Under the National Labor Relations Act, the NLRB is tasked with protecting workers from both employers and unions, should it be necessary. Among the standard "examples of employer conduct that violates the law" found on the NLRB's website is this:
Transferring, laying off, terminating, assigning employees more difficult work tasks, or otherwise punishing employees because they engaged in union or protected concerted activity.
That's the crux of the Boeing case. Boeing did not just move production of its Dreamliner from Washington to South Carolina. It did so in direct retaliation for a strike by workers in Washington, as its executives clearly conveyed in interviews. This is in violation of the very basic principle of the National Labor Relations Act quoted above: you don't get to punish workers for exercising their legal rights. As labor scholar John Logan writes in The Hill,
The NLRB is not telling a private company where it can and cannot do business.
Under U.S. law, Boeing has a right to transfer work from Washington to South Carolina for good reasons, bad reasons, or no reason at all. But it is not allowed to transfer work for discriminatory reasons - in this case, retaliation for Washington workers exercising their right to strike. Boeing has claimed that the NLRB complaint takes out of context remarks on the motivation behind the transfer of work. The comments in question are about as clear as one could imagine. The "over-riding factor" in the decision to locate the jobs in South Carolina, Boeing's executive vice president explained, was the need to avoid further work stoppages.
South Carolina Gov. Nikki Haley has pushed Republican presidential candidates to condemn the NLRB complaint, and they've responded with an avalanche of bullshit:
Mitt Romney called it a "power grab." Herman Cain said it was "completely unacceptable ... political games." Tim Pawlenty called it "another outrageous overreach by the federal government." And Newt Gingrich accused the labor board of "basically breaking the law."
Breaking the law; upholding the law. One of those. Most recently, Jon Huntsman called for President Obama to "step in." To prevent a federal agency from doing its job.
The next freakout is where Republicans tipped their hand about what's really going on here. The National Labor Relations Board proposed some modest steps to streamline union representation elections and reduce frivolous litigation and, as Greg Sargent writes,
The U.S. Chamber of Commerce is already denouncing the reforms as one of the Obama administration’s “biggest gifts yet to organized labor,” as well as an attempt to “bully companies into relinquishing their free speech rights.”

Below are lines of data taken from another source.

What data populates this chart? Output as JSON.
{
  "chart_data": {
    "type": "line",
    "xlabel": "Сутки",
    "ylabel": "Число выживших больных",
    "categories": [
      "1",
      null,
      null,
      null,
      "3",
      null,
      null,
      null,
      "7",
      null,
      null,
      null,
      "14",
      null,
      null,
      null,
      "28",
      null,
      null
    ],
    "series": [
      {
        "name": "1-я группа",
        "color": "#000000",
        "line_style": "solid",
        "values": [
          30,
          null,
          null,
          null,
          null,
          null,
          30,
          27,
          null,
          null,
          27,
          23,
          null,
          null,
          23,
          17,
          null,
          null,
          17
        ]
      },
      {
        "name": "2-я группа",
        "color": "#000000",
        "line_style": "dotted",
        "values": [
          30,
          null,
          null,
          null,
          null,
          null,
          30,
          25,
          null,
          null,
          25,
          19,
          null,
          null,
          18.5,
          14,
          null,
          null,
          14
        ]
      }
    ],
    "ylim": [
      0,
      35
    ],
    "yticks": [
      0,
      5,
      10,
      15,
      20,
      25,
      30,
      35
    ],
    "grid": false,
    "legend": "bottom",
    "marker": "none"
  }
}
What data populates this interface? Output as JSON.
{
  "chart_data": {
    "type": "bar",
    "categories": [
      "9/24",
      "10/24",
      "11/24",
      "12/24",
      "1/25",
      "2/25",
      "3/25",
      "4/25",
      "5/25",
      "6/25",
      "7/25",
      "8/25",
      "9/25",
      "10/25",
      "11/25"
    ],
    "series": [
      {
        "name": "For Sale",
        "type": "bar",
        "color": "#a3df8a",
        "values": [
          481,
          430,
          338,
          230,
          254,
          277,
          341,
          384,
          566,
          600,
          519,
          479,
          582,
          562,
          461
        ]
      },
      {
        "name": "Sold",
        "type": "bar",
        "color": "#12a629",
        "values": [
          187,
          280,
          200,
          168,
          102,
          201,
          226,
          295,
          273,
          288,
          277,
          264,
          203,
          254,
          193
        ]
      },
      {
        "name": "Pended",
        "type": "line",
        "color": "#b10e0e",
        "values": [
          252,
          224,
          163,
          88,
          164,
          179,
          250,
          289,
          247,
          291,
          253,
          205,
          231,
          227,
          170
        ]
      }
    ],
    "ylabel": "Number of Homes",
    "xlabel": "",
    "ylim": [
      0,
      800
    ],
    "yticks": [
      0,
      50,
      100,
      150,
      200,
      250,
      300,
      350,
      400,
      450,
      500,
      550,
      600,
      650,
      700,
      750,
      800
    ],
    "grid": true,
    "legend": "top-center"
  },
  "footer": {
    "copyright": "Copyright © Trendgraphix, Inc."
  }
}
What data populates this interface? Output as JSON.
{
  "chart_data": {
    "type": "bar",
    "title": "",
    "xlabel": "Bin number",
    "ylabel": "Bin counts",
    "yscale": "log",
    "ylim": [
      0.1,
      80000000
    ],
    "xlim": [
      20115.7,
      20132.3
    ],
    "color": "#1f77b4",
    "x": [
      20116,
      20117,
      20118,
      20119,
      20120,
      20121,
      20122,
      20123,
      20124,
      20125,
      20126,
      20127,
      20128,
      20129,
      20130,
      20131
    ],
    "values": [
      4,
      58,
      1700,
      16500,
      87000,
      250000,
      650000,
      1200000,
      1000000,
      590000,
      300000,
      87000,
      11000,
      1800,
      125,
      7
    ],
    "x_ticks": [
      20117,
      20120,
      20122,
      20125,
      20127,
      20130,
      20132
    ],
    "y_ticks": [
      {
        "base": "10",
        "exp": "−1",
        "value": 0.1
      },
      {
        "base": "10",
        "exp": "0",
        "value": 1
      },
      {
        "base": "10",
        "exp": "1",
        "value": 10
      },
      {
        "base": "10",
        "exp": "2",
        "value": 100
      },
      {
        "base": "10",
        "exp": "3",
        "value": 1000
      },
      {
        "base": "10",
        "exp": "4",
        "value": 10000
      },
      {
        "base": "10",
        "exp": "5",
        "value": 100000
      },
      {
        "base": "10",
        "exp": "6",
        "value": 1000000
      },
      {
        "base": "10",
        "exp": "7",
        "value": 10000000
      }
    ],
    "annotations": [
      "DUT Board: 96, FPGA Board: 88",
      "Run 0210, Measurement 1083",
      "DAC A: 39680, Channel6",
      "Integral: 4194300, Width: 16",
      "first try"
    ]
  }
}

Oooh, that sounds big, right? And it goes on from there; Media Matters has a roundup of hyperventilation about "quickie elections." Except that as Sargent continues:
But groups like the Chamber can be expected to attack virtually anything anyone proposes in the way of labor reform of any kind. For instance, the Chamber attacked an altogether unrelated reform proposal some time ago in the same terms, denouncing it as “probably the most significant handout to organized labor that we’ve seen in this administration.”
The Chamber, Nikki Haley, Republican presidential candidates, and their ilk know few people follow NLRB or Department of Labor actions all that closely, and by wailing about "handouts" and "bullying" and "power grabs" they can convince at least some to just assume that these actions must be a big deal. To an extent, both the Boeing complaint and the new rule are a big deal. The barriers workers face when it comes to joining a union are so massive and entrenched that anything that lowers those barriers, however fractionally, is important to them. But, to continue the barrier metaphor for a minute, this new rule is more a matter of putting one or two handholds in the 30-foot anti-union wall than of installing a monorail to smoothly convey workers over it. And the Boeing complaint is like saying, "No, companies aren't allowed to stand on top of the barrier kicking people in the face."